Celep savunmasının ardından kendisine soru sormak isteyen Can
Dündar'ın avukatı Bülent Utku'nun sorularına yanıt vermeyeceğini
söyledi.
Müşteki NTV muhabiri Yağız Şenkal, olay tarihinde Dündar'ın
duruşmasını takip etmek için adliyede olduğunu söyledi. Şenkal,
yaşanan saldırı olayını, "Saat 17.00 sıralarında adliyenin
bulunduğu meydandaki merdivenlerden aşağı indim, o sırada Can
Dündar da adliye binasından çıktı. Kendisi ile önceden tanışmıyorum
ama yanına gittim dava hakkında bilgi alacaktım. Birlikte yavaş
yavaş yürümeye başladık merdivenleri çıkıp meydana doğru giderken
yan tarafında eşi ve Muharrem Erkek vardı. Dündar, duruşmaya kısa
bir ara verildiğini ve dinlenmek istediğini, basına açıklamayı
sonra yapacağını söylerken o sırada silah kurma sesi duydum.
Baktım, bakmamla birlikte silah sesini duydum." diye anlattı.
Bu arada vatan hainisin sözünü birkaç defa duyduğunu söyleyen
Şenkal, "Ben hemen refleks olarak meydandaki çelik bariyerlere
doğru geçtim zaten Dündar benim arkamda kalmıştı. Ben de kendisine
'sen kaç seni vuracaklar hedef sensin' diyerek olay yerinden
uzaklaştırmaya çalıştım. O sırada Dilek Dündar ve Muharrem Erkek'in
saldırgana müdahale ettiklerini gördüm ve sol diz altımda bir yanma
hissettim." dedi. Kurşunun hayati bir organına da gelebileceğini
belirterek, sanık Şahin'in en ağır şekilde cezalandırmasını talep
eden Şenkal, "O silahla beni öldürebilirdi. O silah ateşlendikten
sonra ne olacağını kimse bilemez". dedi.
Dündar'ın avukatı Bülent Utku, suça konu eylemin örgütlü olduğunu,
sanık Şahin'in kastının öldürmeye teşebbüs olduğunu, diğer iki
sanığın da suça iştirak ettiklerini belirterek dosyanın görevsizlik
kararı ile Ağır Ceza Mahkemesi'ne gönderilmesini talep etti.

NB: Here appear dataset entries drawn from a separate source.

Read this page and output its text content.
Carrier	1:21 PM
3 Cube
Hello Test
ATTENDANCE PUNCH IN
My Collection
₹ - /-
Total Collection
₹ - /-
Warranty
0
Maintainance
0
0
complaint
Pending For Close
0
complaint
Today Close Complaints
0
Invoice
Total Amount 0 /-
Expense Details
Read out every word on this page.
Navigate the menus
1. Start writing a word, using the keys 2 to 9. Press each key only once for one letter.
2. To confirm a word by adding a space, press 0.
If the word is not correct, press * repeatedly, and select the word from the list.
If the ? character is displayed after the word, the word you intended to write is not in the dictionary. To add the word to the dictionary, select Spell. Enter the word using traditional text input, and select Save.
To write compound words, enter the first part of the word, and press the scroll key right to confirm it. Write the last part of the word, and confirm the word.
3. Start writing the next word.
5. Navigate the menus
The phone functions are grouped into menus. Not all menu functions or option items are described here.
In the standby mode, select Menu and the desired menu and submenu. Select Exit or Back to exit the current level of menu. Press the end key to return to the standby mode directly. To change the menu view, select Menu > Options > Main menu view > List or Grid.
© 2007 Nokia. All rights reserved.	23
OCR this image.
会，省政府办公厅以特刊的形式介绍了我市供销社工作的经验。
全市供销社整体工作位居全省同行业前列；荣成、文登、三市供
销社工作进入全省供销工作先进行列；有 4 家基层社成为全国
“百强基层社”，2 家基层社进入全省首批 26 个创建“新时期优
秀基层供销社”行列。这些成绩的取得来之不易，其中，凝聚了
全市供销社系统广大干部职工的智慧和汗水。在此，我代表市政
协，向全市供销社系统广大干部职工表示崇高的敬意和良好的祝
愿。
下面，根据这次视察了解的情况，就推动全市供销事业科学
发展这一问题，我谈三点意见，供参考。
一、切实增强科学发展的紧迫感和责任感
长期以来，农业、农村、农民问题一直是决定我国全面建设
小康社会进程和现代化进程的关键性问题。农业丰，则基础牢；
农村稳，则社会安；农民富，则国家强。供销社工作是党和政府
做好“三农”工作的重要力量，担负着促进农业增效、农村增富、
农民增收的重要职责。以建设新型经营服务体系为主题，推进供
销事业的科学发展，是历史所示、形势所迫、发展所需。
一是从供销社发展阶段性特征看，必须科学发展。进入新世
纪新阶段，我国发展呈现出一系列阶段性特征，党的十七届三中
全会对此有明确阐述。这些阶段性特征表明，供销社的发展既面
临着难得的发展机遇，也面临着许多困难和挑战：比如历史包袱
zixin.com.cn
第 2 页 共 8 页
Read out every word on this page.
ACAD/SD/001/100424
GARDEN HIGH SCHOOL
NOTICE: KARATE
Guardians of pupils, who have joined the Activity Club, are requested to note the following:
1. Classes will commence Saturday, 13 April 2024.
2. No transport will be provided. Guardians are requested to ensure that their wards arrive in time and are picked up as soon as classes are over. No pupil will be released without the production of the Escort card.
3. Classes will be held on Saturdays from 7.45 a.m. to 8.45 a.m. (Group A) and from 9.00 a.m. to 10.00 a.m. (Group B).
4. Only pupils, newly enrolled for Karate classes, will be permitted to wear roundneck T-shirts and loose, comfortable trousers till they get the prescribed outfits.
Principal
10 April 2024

Şahin'in avukatı eyleminin siyasi bir nedenle olmadığını, adli bir
vaka olduğunu iddia ederek, müvekkilinin tahliyesini istedi.
Tutuksuz sanıklar Habip Ergün Celep ve Sabri Boyacı avukatları
müvekkillerine uygulanan adli kontrol kararının kaldırılmasını
talep etti.
Tutuklu sanık Murat Şahin'in avukatı ise, müvekkilinin tahliyesini,
mahkeme aksi kanaatte ise müvekkili hakkında adli kontrol kararı
verilmesini talep etti. Mahkeme, tutuklu sanık Murat Şahin'in
tutukluluk halinin devamına karar verdi. Sanıklar Ergün Celep ve
Sabri Boyacı hakkındaki adli kontrol tedbirini kaldıran mahkeme,
önceden bildirilen 10 tanığın gelecek celse dinlenmeleri için zorla
getirilmelerine karar vererek duruşmayı 28 Temmuz'a erteledi.
İDDİANAME
Cumhuriyet Gazetesi Genel Yayın Yönetmeni Can Dündar'a adliye
önünde silahlı saldırıya ilişkin yürütülen soruşturma sonunda,
Terör ve Örgütlü Suçlar Soruşturma Bürosu savcılarından Abdullah
Yurtsever tarafından hazırlanan iddianamede Can Dündar ve
televizyon muhabiri Yağız Şenkal 'müşteki' sıfatıyla yer alırken,
saldırıyı düzenleyen şüpheli Murat Şahin ile Şahin'i azmettirdiği
öne sürülen Sabri B. ve Ergün C. 'şüpheli' olarak yer aldı.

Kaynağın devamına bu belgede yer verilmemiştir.